Behar clearly is not in line with others on the left, who assert that torture is a chronic U.S. government policy, even during the presidency of her hero Bill Clinton. This little exchange was also an outbreak of Joy’s inventive streak:

MEGHAN McCAIN: I think it's what separates us from the terrorists. We can't act like animals.

BEHAR: Animals don't torture each other.

No, they eat each other.

Thursday’s program began as promoted, with a discussion of how Meghan McCain thought Karl Rove was "creepy" to follow her utterances on the social-networking site Twitter, and her disappointment that the Democrats are running ads touting Rove and Dick Cheney and Newt Gingrich as the faces of the Republican Party:

McCAIN: It's hard for people like me that really want new energy and new blood. It’s very unprecedented for someone like Karl Rove or Dick Cheney to be criticizing the president. Former vice president, and Karl Rove, and my big criticism is ‘You had your eight years. Go away.’ [An interesting thought, since Daddy’s been in the Congress since 1983, before she was born.]

SHERRI SHEPHERD: Do they feel like by doing something as hip as tweeting that you're going to fool young people?

McCAIN: I mean, I don't understand -- 81 percent of people under 30 consider themselves a Democrat. So I just don't understand how Karl Rove Twittering at all is going to –

BEHAR: Say that again. How many?

McCAIN: Eighty-one percent. It's a sad, sad stat. I hope to be able to help change that and I do believe the Republican Party has a lot of potential. But I don’t think Karl Rove is going to be the catalyst for that.

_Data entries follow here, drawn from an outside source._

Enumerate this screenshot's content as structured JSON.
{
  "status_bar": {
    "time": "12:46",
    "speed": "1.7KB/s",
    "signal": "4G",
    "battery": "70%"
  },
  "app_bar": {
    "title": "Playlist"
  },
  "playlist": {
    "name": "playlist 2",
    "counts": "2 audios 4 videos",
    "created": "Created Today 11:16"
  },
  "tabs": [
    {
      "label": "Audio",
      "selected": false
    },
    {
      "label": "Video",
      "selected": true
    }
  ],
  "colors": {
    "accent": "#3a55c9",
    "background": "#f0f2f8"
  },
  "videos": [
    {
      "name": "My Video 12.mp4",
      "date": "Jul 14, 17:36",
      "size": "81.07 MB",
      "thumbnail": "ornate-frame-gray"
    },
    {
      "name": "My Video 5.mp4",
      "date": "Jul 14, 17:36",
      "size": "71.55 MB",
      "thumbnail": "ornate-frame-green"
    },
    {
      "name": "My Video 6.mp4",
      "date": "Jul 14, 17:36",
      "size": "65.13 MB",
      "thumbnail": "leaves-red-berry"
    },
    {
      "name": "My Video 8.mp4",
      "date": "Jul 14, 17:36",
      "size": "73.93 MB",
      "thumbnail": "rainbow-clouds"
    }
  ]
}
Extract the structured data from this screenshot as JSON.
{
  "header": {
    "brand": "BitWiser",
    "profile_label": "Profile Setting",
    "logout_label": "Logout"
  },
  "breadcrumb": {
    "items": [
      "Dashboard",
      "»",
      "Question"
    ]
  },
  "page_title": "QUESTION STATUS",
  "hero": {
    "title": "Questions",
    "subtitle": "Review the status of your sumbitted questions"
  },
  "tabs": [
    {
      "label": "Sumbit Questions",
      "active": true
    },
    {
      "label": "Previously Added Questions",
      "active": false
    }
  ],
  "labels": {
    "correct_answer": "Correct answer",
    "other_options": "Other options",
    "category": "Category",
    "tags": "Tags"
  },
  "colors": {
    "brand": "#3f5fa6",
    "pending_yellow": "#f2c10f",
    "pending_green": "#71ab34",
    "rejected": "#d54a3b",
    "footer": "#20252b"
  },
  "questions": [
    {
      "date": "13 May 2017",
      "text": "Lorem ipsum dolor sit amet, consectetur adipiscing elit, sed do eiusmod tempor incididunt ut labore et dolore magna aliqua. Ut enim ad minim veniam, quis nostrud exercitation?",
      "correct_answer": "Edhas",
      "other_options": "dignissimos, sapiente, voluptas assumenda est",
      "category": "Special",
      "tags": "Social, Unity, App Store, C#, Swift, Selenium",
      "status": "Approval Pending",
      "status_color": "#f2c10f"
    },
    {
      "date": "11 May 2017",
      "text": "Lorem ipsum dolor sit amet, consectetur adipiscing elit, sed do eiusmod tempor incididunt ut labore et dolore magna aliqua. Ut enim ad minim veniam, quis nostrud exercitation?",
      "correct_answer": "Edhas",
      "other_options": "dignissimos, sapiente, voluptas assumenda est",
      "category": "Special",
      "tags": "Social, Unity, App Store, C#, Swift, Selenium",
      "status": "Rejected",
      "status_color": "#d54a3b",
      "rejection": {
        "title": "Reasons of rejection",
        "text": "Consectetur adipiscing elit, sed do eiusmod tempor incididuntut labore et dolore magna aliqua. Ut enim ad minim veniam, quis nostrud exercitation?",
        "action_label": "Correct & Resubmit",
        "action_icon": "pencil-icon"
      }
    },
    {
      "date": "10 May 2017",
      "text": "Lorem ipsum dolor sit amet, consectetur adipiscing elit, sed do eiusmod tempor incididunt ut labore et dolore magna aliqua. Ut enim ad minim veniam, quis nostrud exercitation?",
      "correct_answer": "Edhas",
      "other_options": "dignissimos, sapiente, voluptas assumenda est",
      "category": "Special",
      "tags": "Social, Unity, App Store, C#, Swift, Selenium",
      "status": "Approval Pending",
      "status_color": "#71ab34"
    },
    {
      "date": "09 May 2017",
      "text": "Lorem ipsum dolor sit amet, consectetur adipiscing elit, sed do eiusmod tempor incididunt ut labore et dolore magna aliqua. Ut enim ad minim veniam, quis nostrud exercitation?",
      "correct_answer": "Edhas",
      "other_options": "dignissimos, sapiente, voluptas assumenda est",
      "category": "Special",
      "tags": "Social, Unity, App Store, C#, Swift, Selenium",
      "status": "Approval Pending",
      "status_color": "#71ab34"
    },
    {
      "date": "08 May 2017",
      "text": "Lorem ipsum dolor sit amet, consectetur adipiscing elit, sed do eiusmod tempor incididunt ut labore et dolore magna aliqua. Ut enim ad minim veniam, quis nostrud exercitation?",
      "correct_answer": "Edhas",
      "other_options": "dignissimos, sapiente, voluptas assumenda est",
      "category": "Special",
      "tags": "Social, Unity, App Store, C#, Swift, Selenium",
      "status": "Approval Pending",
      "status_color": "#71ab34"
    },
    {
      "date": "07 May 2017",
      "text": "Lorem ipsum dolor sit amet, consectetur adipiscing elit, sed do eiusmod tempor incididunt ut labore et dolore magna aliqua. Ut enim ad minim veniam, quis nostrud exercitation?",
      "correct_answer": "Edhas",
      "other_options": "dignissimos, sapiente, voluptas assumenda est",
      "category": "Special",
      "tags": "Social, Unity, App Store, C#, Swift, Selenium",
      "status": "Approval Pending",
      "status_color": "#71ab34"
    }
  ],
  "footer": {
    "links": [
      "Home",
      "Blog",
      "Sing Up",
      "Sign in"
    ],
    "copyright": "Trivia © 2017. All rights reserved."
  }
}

But is that "sad stat" real? If that statistic sounds too high, you may be right. Last year, the Pew Research Center survey on party identification of people aged 18-29 was only 58 percent Democratic, which is depressing enough: "In surveys conducted between October 2007 and March 2008, 58% of voters under age 30 identified or leaned toward the Democratic Party, compared with 33% who identified or leaned toward the GOP."